Оборачиваюсь. Решётка за мной закрывается. Ма решила поиграть. Значит, с настроением у неё всё в порядке. Ура! Наверное, тревогой веяло от рабочего в наушниках, который прошаркал мимо с полным ведром воды. Вода выплёскивалась ему прямо на штанину, это кого угодно заставит поволноваться.
Припадаю на передние лапы. Ма, я в игре! Как весело! Между железных прутьев просовывается кусочек сосиски. Зажмуриваюсь от удовольствия, а когда открываю глаза…
– Эй, Ма, ты куда? Сейчас догоню!
– Ма-а-а, подожди! Ты забыла открыть решётку!
Кидаюсь на железные прутья, зову, зову – сначала с азартом, а потом… Что такое? Почему не слышит, не оборачивается? Эй! Я же больше не бегу рядом! Ты разве не видишь?!
Скребу деревянные доски у входа, стираю в кровь лапы. Лаю до хрипа. Или мне только кажется, что лаю, а на деле, как в страшном сне, только разеваю пасть?
К местному клубку запахов добавляется ещё один оттенок отчаяния.
Без сил ложусь у решётки, чтобы неотрывно смотреть в точку, в которую только что сжалась моя жизнь.
Сначала я утопаю, почти захлёбываюсь в одиночестве. Потом растворяюсь в ожидании. И наконец превращаюсь в слух и надежду.
Через несколько дней точка снова разрастается до размеров жизни.
Я замечаю её издалека. Она всё ближе, и это сокращающееся расстояние поводком вытягивает меня из глубокой ямы мыслей о предательстве.
Лапы крепнут.
Откуда-то берутся силы, хотя я не притрагивалась к еде всё это время.
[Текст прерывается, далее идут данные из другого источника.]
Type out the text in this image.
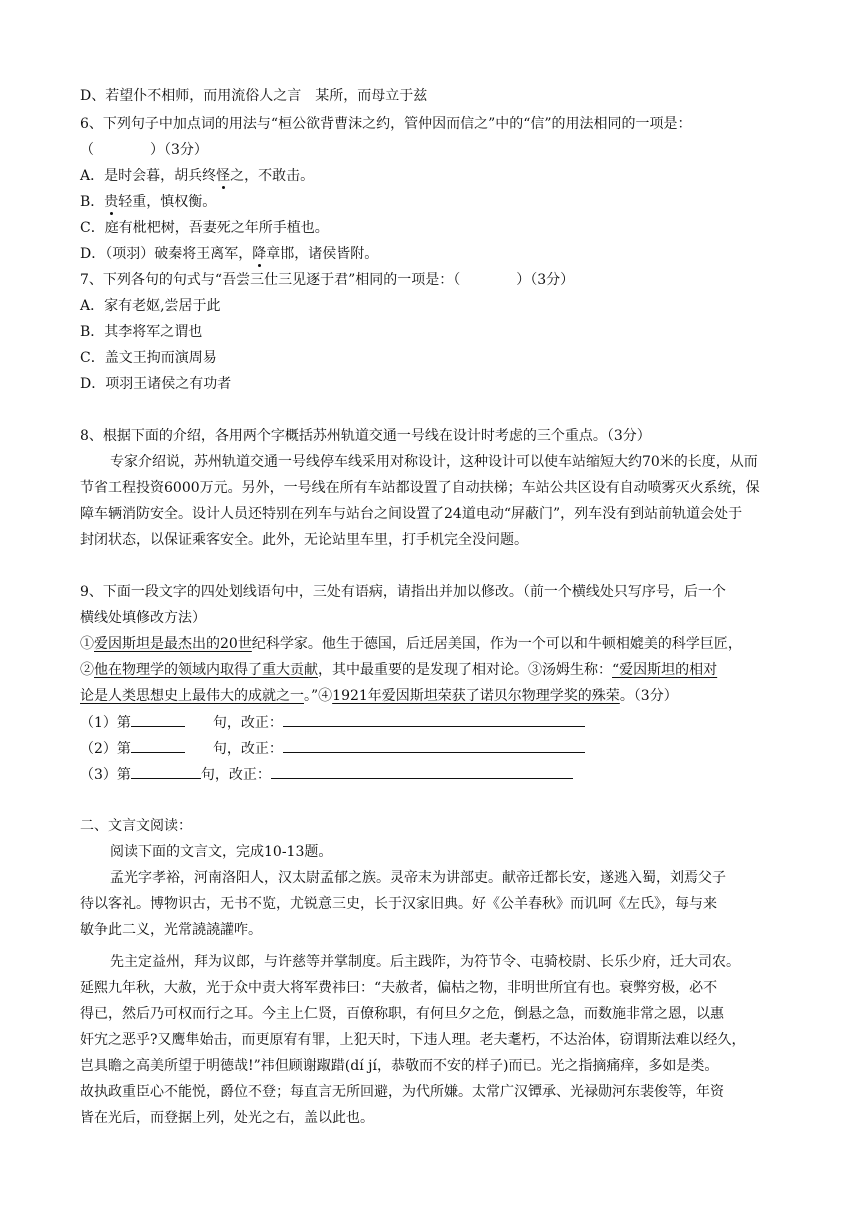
D、若望仆不相师，而用流俗人之言　某所，而母立于兹
6、下列句子中加点词的用法与“桓公欲背曹沫之约，管仲因而信之”中的“信”的用法相同的一项是：
（　　　　）（3分）
A．是时会暮，胡兵终怪之，不敢击。
B．贵轻重，慎权衡。
C．庭有枇杷树，吾妻死之年所手植也。
D．（项羽）破秦将王离军，降章邯，诸侯皆附。
7、下列各句的句式与“吾尝三仕三见逐于君”相同的一项是：（　　　　）（3分）
A．家有老妪,尝居于此
B．其李将军之谓也
C．盖文王拘而演周易
D．项羽王诸侯之有功者
8、根据下面的介绍，各用两个字概括苏州轨道交通一号线在设计时考虑的三个重点。（3分）
专家介绍说，苏州轨道交通一号线停车线采用对称设计，这种设计可以使车站缩短大约70米的长度，从而
节省工程投资6000万元。另外，一号线在所有车站都设置了自动扶梯；车站公共区设有自动喷雾灭火系统，保
障车辆消防安全。设计人员还特别在列车与站台之间设置了24道电动“屏蔽门”，列车没有到站前轨道会处于
封闭状态，以保证乘客安全。此外，无论站里车里，打手机完全没问题。
9、下面一段文字的四处划线语句中，三处有语病，请指出并加以修改。（前一个横线处只写序号，后一个
横线处填修改方法）
①爱因斯坦是最杰出的20世纪科学家。他生于德国，后迁居美国，作为一个可以和牛顿相媲美的科学巨匠，
②他在物理学的领域内取得了重大贡献，其中最重要的是发现了相对论。③汤姆生称：“爱因斯坦的相对
论是人类思想史上最伟大的成就之一。”④1921年爱因斯坦荣获了诺贝尔物理学奖的殊荣。（3分）
（1）第	句，改正：
（2）第	句，改正：
（3）第	句，改正：
二、文言文阅读：
阅读下面的文言文，完成10-13题。
孟光字孝裕，河南洛阳人，汉太尉孟郁之族。灵帝末为讲部吏。献帝迁都长安，遂逃入蜀，刘焉父子
待以客礼。博物识古，无书不览，尤锐意三史，长于汉家旧典。好《公羊春秋》而讥呵《左氏》，每与来
敏争此二义，光常譊譊讙咋。
先主定益州，拜为议郎，与许慈等并掌制度。后主践阼，为符节令、屯骑校尉、长乐少府，迁大司农。
延熙九年秋，大赦，光于众中责大将军费祎曰：“夫赦者，偏枯之物，非明世所宜有也。衰弊穷极，必不
得已，然后乃可权而行之耳。今主上仁贤，百僚称职，有何旦夕之危，倒悬之急，而数施非常之恩，以惠
奸宄之恶乎?又鹰隼始击，而更原宥有罪，上犯天时，下违人理。老夫耄朽，不达治体，窃谓斯法难以经久，
岂具瞻之高美所望于明德哉!”祎但顾谢踧踖(dí jí，恭敬而不安的样子)而已。光之指摘痛痒，多如是类。
故执政重臣心不能悦，爵位不登；每直言无所回避，为代所嫌。太常广汉镡承、光禄勋河东裴俊等，年资
皆在光后，而登据上列，处光之右，盖以此也。
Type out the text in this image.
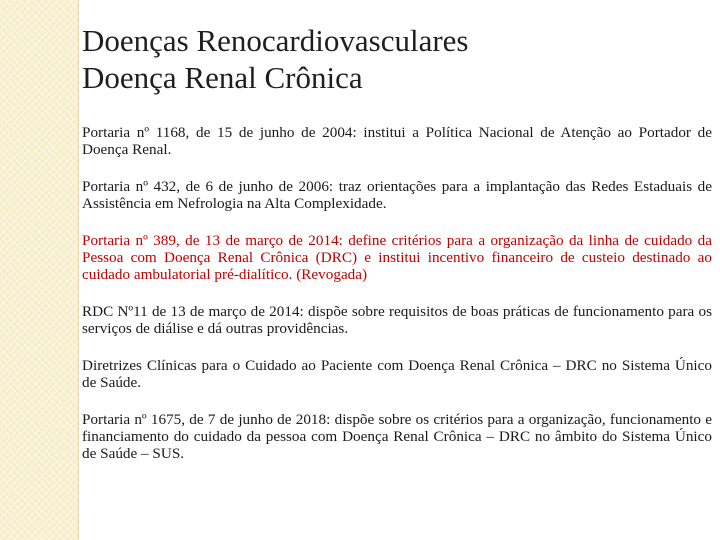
Doenças Renocardiovasculares
Doença Renal Crônica
Portaria nº 1168, de 15 de junho de 2004: institui a Política Nacional de Atenção ao Portador de Doença Renal.
Portaria nº 432, de 6 de junho de 2006: traz orientações para a implantação das Redes Estaduais de Assistência em Nefrologia na Alta Complexidade.
Portaria nº 389, de 13 de março de 2014: define critérios para a organização da linha de cuidado da Pessoa com Doença Renal Crônica (DRC) e institui incentivo financeiro de custeio destinado ao cuidado ambulatorial pré-dialítico. (Revogada)
RDC Nº11 de 13 de março de 2014: dispõe sobre requisitos de boas práticas de funcionamento para os serviços de diálise e dá outras providências.
Diretrizes Clínicas para o Cuidado ao Paciente com Doença Renal Crônica – DRC no Sistema Único de Saúde.
Portaria nº 1675, de 7 de junho de 2018: dispõe sobre os critérios para a organização, funcionamento e financiamento do cuidado da pessoa com Doença Renal Crônica – DRC no âmbito do Sistema Único de Saúde – SUS.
Когда Ма открывает решётку, я уже вовсю виляю хвостом и не могу устоять на месте. Она обнимает меня, я прижимаюсь к ней всем своим внезапно исхудавшим, каким-то взъерошенным, потускневшим телом и лижу-лижу-лижу её в нос.
Она достаёт сосиски, и мы идём гулять!
Гуляем долго.
Всё позади.
Ма рассказывает, что дома затеяли ремонт и все эти дни она задыхалась от пыли и скучала по мне. А ещё она рада, что мне не пришлось этой пылью дышать. Ма и правда пахнет чем-то незнакомым. И кем-то, кого я не знаю. Но теперь-то можно вернуться домой? Да? Можно? Можно? Задыхаться вместе куда веселее! Я не боюсь пыли. С тобой я ничего не боюсь. И будет здорово познакомиться с твоим «кем-то», да, Ма? Я ему точно понравлюсь, я всем нравлюсь, помнишь?
Спустя пару часов за мной снова лязгает щеколда. И никому нет дела, что здесь, в вольере, мир сжимается до размеров шарика безвкусного корма. В этом шарике без остановки в страшной тесноте пульсирует мой страх. Я боюсь, что она больше не придёт.
И ещё это разъедающее: что со мной не так?
Всю прогулку я старалась быть хорошей. Очень, очень хорошей.
Я никогда, слышите, никогда не была настолько хорошей!
Следующие несколько месяцев раз в неделю я превращаюсь в устройство для угадывания желаний. В остальное время – не существую. Меня, как куклу, достают из коробки, играют и убирают обратно.
Ма теперь помогает приюту. Таких тут называют волонтёрами. Стала им, чтобы по воскресеньям приходить ко мне. Она пахнет виной и счастьем одновременно. Последнее не имеет ко мне никакого отношения. Её добродетель напоминает опилки, которыми присыпают дощатый пол вольера: они впитывают солёную едкую жидкость, но не спасают от запаха.